The latest technique, called in-vitro maturation (IVM), involves taking tiny immature cells called oocytes and growing them into mature egg cells in a laboratory.
These egg cells can be implanted in 20 or 30 years' time. Because they are single egg cells, the risk of cancerous cells being implanted alongside them is eliminated.
Doctors from Oxford University and the Oxford Fertility Centre said the difficulty in such a young patient is that the immature egg cells are extremely small.
Tim Child, medical director of the Oxford Fertility Unit, which carried out the operation, said: "We use a laparoscopy to remove part of an ovary but before it's frozen we examine the tissue to find the most mature of the immature eggs, using a microscope to see if there are fluid-filled sacs or follicles which contain them.

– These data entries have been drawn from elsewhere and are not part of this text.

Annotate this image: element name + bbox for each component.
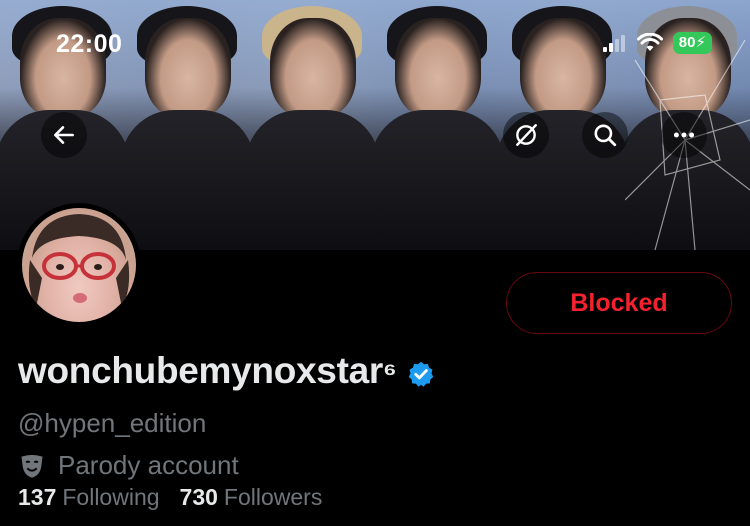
back-button[interactable] <box>41 112 87 158</box>
back-arrow-icon <box>54 126 74 144</box>
battery-charging-icon: 80⚡ <box>672 32 712 54</box>
search-icon <box>594 124 617 147</box>
banner-figure-2 <box>120 0 255 250</box>
followers-label: Followers <box>223 484 323 510</box>
more-button[interactable] <box>661 112 707 158</box>
following-link[interactable]: 137 Following <box>18 484 160 511</box>
profile-avatar[interactable] <box>17 203 141 327</box>
theater-masks-icon <box>21 454 43 478</box>
verified-badge-icon[interactable] <box>407 360 435 388</box>
follow-stats: 137 Following 730 Followers <box>18 484 322 511</box>
banner-figure-3 <box>245 0 380 250</box>
grok-icon <box>516 124 537 146</box>
avatar-image <box>22 208 136 322</box>
parody-label-row: Parody account <box>18 450 239 481</box>
followers-count: 730 <box>179 484 218 510</box>
signal-icon <box>602 35 625 52</box>
following-count: 137 <box>18 484 57 510</box>
search-button[interactable] <box>582 112 628 158</box>
blocked-button[interactable]: Blocked <box>506 272 732 334</box>
more-icon <box>673 132 695 138</box>
following-label: Following <box>62 484 160 510</box>
wifi-icon <box>636 33 663 51</box>
parody-label: Parody account <box>58 450 239 480</box>
battery-level: 80 <box>678 34 696 51</box>
profile-handle: @hypen_edition <box>18 408 207 438</box>
status-time: 22:00 <box>56 30 123 58</box>
display-name: wonchubemynoxstar⁶ <box>18 350 397 391</box>
followers-link[interactable]: 730 Followers <box>180 484 323 511</box>
grok-button[interactable] <box>503 112 549 158</box>
status-icons: 80⚡ <box>602 32 712 54</box>
banner-figure-4 <box>370 0 505 250</box>
display-name-row: wonchubemynoxstar⁶ <box>18 350 435 392</box>
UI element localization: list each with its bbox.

"The bit of tissue has thousands of immature eggs but we can't see them because they are so small - what we are doing is looking for the ones which are slightly less immature.
"We then put them in a culture in an incubator and incubate them overnight."
The culture contains hormones and growth factors that encourage the cell to mature.
He said: "I think this is great on two fronts. Cancer treatment can be very successful but the drugs can completely damage the ovaries.
"This gives hope to young girls who could otherwise be sterilised by chemotherapy or radiotherapy. It's giving them the hope of one day having children.
"It's extremely exciting because it's two simultaneous approaches showing effect.
"What we want is to find a way to retrieve large numbers of immature eggs, the ones that are so small they can't even be seen under the microscope.
"That would be the holy grail of fertility preservation because the possibilities are limitless."
Mr Child said it was not known whether the eggs would result in pregnancy but he said he was "extremely hopeful".
He said: "It could be two or three decades before children given the treatment now want to start a family.
"I am extremely hopeful and excited to think where we could be in 20 or 30 years when these patients want to start a family."
Mr Child will present his research to the European Society for Human Health and Reproduction's conference in Helsinki next week.
Women are born with about two million oocytes, contained in tissue called follicles, but by puberty this number has fallen to around 400,000.
Usually, one follicle releases an oocyte that has matured into an egg during ovulation. Over a woman's reproductive lifetime, just 400 egg cells are released.
Consultant gynaecologist Stuart Lavery, of Hammersmith and Queen Charlotte's Hospital, said: "It is really amazing. What the Oxford team have done is to be able to find and mature eggs.
"It involves laparoscopic surgery, to remove a piece of the ovary. We know this can be done - its been done about 30 times now in adults.
"But the issue is if you remove pieces of ovarian tissue from a pre-pubertal girl there will be no eggs.
"What they did here using in-vitro maturation was to grow the egg in the lab, and then to freeze it.
"It's quite extraordinary but the real success will come when we know if its possible to successfully defrost and implant."
The world's first birth from a frozen ovary tissue took place in 2014.
A 28-year-old in Belgium gave birth after her tissue had been removed when she was 13, shortly before undergoing chemotherapy treatment.